In terms of individual contributions, Gilbey’s best moment was his desperate loose ball get at half-back, where he showed great intent to bolt over to the ball, before sliding in and quickly scooping it up to a teammate in one motion. He simply wanted it more.
Though, as a slightly-built prospect, Gilbey is and was more prolific away from the contest. He got involved in transitional play by finding space when WA regained possession, accumulating possessions in the back half and using the ball typically well. In those instances, his decision making and clean skills came to the fore with slick kicks.

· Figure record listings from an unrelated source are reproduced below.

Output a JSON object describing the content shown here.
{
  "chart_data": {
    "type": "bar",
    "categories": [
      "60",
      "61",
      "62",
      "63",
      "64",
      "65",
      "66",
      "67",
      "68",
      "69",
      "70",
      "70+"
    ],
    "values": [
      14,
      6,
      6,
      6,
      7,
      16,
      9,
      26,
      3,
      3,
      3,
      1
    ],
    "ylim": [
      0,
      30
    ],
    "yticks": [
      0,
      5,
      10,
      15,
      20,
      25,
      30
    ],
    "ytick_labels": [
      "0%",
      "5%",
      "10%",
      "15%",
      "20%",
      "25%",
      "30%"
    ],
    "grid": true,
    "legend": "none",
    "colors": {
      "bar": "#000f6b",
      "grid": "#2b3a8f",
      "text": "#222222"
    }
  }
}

With the contest far from flowing, Gilbey found it difficult to make his usual contribution across the first 10 minutes of term two, but soon found his feet. Still playing relatively freely across the backline, he timed his runs well to receive handballs and get the Black Ducks going with some sort of fluency.

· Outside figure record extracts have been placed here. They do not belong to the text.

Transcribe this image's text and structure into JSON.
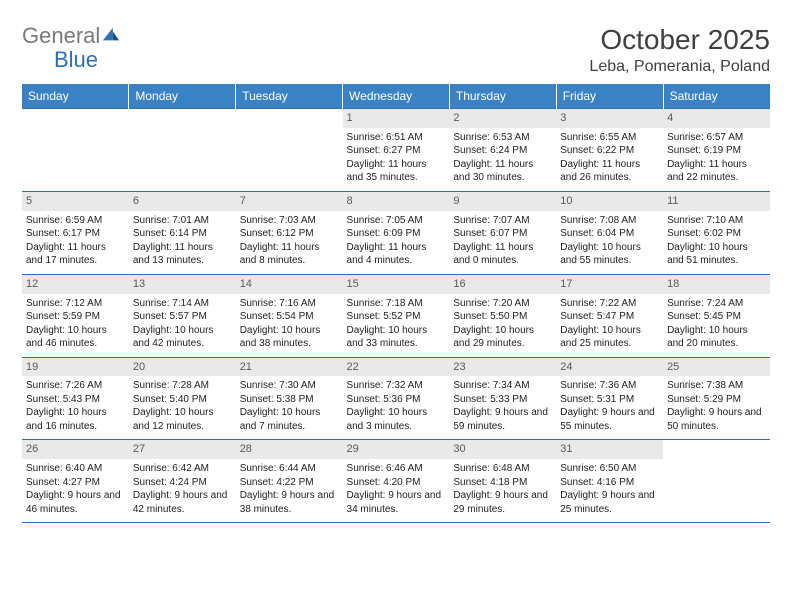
{
  "logo": {
    "word1": "General",
    "word2": "Blue"
  },
  "title": "October 2025",
  "location": "Leba, Pomerania, Poland",
  "headers": [
    "Sunday",
    "Monday",
    "Tuesday",
    "Wednesday",
    "Thursday",
    "Friday",
    "Saturday"
  ],
  "header_bg": "#3a82c4",
  "header_fg": "#ffffff",
  "rule_color": "#2f6fb3",
  "daynum_bg": "#e9e9e9",
  "weeks": [
    [
      {
        "empty": true
      },
      {
        "empty": true
      },
      {
        "empty": true
      },
      {
        "day": "1",
        "sunrise": "6:51 AM",
        "sunset": "6:27 PM",
        "daylight": "11 hours and 35 minutes."
      },
      {
        "day": "2",
        "sunrise": "6:53 AM",
        "sunset": "6:24 PM",
        "daylight": "11 hours and 30 minutes."
      },
      {
        "day": "3",
        "sunrise": "6:55 AM",
        "sunset": "6:22 PM",
        "daylight": "11 hours and 26 minutes."
      },
      {
        "day": "4",
        "sunrise": "6:57 AM",
        "sunset": "6:19 PM",
        "daylight": "11 hours and 22 minutes."
      }
    ],
    [
      {
        "day": "5",
        "sunrise": "6:59 AM",
        "sunset": "6:17 PM",
        "daylight": "11 hours and 17 minutes."
      },
      {
        "day": "6",
        "sunrise": "7:01 AM",
        "sunset": "6:14 PM",
        "daylight": "11 hours and 13 minutes."
      },
      {
        "day": "7",
        "sunrise": "7:03 AM",
        "sunset": "6:12 PM",
        "daylight": "11 hours and 8 minutes."
      },
      {
        "day": "8",
        "sunrise": "7:05 AM",
        "sunset": "6:09 PM",
        "daylight": "11 hours and 4 minutes."
      },
      {
        "day": "9",
        "sunrise": "7:07 AM",
        "sunset": "6:07 PM",
        "daylight": "11 hours and 0 minutes."
      },
      {
        "day": "10",
        "sunrise": "7:08 AM",
        "sunset": "6:04 PM",
        "daylight": "10 hours and 55 minutes."
      },
      {
        "day": "11",
        "sunrise": "7:10 AM",
        "sunset": "6:02 PM",
        "daylight": "10 hours and 51 minutes."
      }
    ],
    [
      {
        "day": "12",
        "sunrise": "7:12 AM",
        "sunset": "5:59 PM",
        "daylight": "10 hours and 46 minutes."
      },
      {
        "day": "13",
        "sunrise": "7:14 AM",
        "sunset": "5:57 PM",
        "daylight": "10 hours and 42 minutes."
      },
      {
        "day": "14",
        "sunrise": "7:16 AM",
        "sunset": "5:54 PM",
        "daylight": "10 hours and 38 minutes."
      },
      {
        "day": "15",
        "sunrise": "7:18 AM",
        "sunset": "5:52 PM",
        "daylight": "10 hours and 33 minutes."
      },
      {
        "day": "16",
        "sunrise": "7:20 AM",
        "sunset": "5:50 PM",
        "daylight": "10 hours and 29 minutes."
      },
      {
        "day": "17",
        "sunrise": "7:22 AM",
        "sunset": "5:47 PM",
        "daylight": "10 hours and 25 minutes."
      },
      {
        "day": "18",
        "sunrise": "7:24 AM",
        "sunset": "5:45 PM",
        "daylight": "10 hours and 20 minutes."
      }
    ],
    [
      {
        "day": "19",
        "sunrise": "7:26 AM",
        "sunset": "5:43 PM",
        "daylight": "10 hours and 16 minutes."
      },
      {
        "day": "20",
        "sunrise": "7:28 AM",
        "sunset": "5:40 PM",
        "daylight": "10 hours and 12 minutes."
      },
      {
        "day": "21",
        "sunrise": "7:30 AM",
        "sunset": "5:38 PM",
        "daylight": "10 hours and 7 minutes."
      },
      {
        "day": "22",
        "sunrise": "7:32 AM",
        "sunset": "5:36 PM",
        "daylight": "10 hours and 3 minutes."
      },
      {
        "day": "23",
        "sunrise": "7:34 AM",
        "sunset": "5:33 PM",
        "daylight": "9 hours and 59 minutes."
      },
      {
        "day": "24",
        "sunrise": "7:36 AM",
        "sunset": "5:31 PM",
        "daylight": "9 hours and 55 minutes."
      },
      {
        "day": "25",
        "sunrise": "7:38 AM",
        "sunset": "5:29 PM",
        "daylight": "9 hours and 50 minutes."
      }
    ],
    [
      {
        "day": "26",
        "sunrise": "6:40 AM",
        "sunset": "4:27 PM",
        "daylight": "9 hours and 46 minutes."
      },
      {
        "day": "27",
        "sunrise": "6:42 AM",
        "sunset": "4:24 PM",
        "daylight": "9 hours and 42 minutes."
      },
      {
        "day": "28",
        "sunrise": "6:44 AM",
        "sunset": "4:22 PM",
        "daylight": "9 hours and 38 minutes."
      },
      {
        "day": "29",
        "sunrise": "6:46 AM",
        "sunset": "4:20 PM",
        "daylight": "9 hours and 34 minutes."
      },
      {
        "day": "30",
        "sunrise": "6:48 AM",
        "sunset": "4:18 PM",
        "daylight": "9 hours and 29 minutes."
      },
      {
        "day": "31",
        "sunrise": "6:50 AM",
        "sunset": "4:16 PM",
        "daylight": "9 hours and 25 minutes."
      },
      {
        "empty": true
      }
    ]
  ],
  "labels": {
    "sunrise": "Sunrise: ",
    "sunset": "Sunset: ",
    "daylight": "Daylight: "
  }
}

Gilbey’s reaction time once WA got on the ball was quick, as he spread hard to make space and demand the ball from teammates. Though his kicks continued to be relatively short and safe, he did not waste his possessions and looked stylish with each carry.
His light frame saw him stripped of one ground ball, and he may have had the wrong stops on after a couple of slips, but Gilbey was effective when jetting off with the ball and driving his legs into space. It was a positive half of play overall, with the Claremont product able to showcase his best traits.

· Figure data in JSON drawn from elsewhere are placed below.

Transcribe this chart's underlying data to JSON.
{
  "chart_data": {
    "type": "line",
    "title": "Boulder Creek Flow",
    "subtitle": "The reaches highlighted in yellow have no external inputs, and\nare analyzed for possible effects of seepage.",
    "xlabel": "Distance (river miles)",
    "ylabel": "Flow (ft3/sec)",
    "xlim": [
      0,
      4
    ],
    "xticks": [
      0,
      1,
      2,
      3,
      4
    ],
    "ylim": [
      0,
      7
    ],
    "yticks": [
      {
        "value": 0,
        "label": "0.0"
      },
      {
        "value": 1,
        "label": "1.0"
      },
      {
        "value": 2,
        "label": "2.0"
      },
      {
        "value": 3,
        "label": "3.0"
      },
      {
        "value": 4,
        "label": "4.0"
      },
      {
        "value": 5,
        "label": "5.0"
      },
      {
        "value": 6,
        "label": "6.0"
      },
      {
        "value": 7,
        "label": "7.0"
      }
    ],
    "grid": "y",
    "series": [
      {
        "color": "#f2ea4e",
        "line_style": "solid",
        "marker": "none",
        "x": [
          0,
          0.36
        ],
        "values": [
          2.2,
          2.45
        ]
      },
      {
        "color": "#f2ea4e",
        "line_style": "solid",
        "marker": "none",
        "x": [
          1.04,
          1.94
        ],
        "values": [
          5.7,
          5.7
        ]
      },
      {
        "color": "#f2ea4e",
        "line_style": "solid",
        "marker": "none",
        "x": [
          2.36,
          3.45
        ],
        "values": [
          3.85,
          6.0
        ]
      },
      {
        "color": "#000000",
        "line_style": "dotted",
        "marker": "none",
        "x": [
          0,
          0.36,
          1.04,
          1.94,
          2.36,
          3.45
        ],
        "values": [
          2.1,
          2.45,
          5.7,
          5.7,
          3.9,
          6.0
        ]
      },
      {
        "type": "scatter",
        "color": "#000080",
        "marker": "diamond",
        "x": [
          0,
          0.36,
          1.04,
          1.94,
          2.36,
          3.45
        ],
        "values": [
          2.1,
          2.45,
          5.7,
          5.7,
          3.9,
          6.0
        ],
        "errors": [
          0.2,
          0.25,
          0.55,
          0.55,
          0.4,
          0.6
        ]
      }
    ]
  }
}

Gilbey’s produced his best moment of the match in term three, as Western Australia began to pull away from the Lions. In his final act, the 18-year-old rose beautifully to take an intercept mark on the back of his opponent, displaying some of his raw athleticism. With no time to waste, he landed like a cat and switched the ball efficiently by foot.
Earlier, he was happy to sit at the base of contests and allow WA’s talls to contest in the air, getting most of his possessions in space. He continued to jet past his teammates and ask for the hand-off, providing productive momentum as WA began to shift forward. They say attack is the best form of defence, and that was Gilbey’s role at half-back – gain territory, maintain possession.
The fourth was arguably Gilbey’s quietest, as he and the Black Ducks played out the result with relative comfort. While not the hardest defensive runner, laid a hard tackle on the wing and took off every time there was a chance to provide support for teammates with the ball. Gilbey’s final touch came in the last 30 seconds, as he marked uncontested inside defensive 50 and flicked a short kick sideways.
In terms of his overall performance, Gilbey will likely take a bit of confidence from his outing, looking quite comfortable among the best of his peers. He was polished in possession and did not waste a touch, while also proving a leader down back with his directional skills.
His role will be quite clear in the West Australian setup, to provide that dash off half-back and utilise his wicked kicking ability. On the flipside, enhancing his defensive acts and further showcasing his reading of the play with intercepts will prove a couple of steps forward – but he can clearly play to his strengths.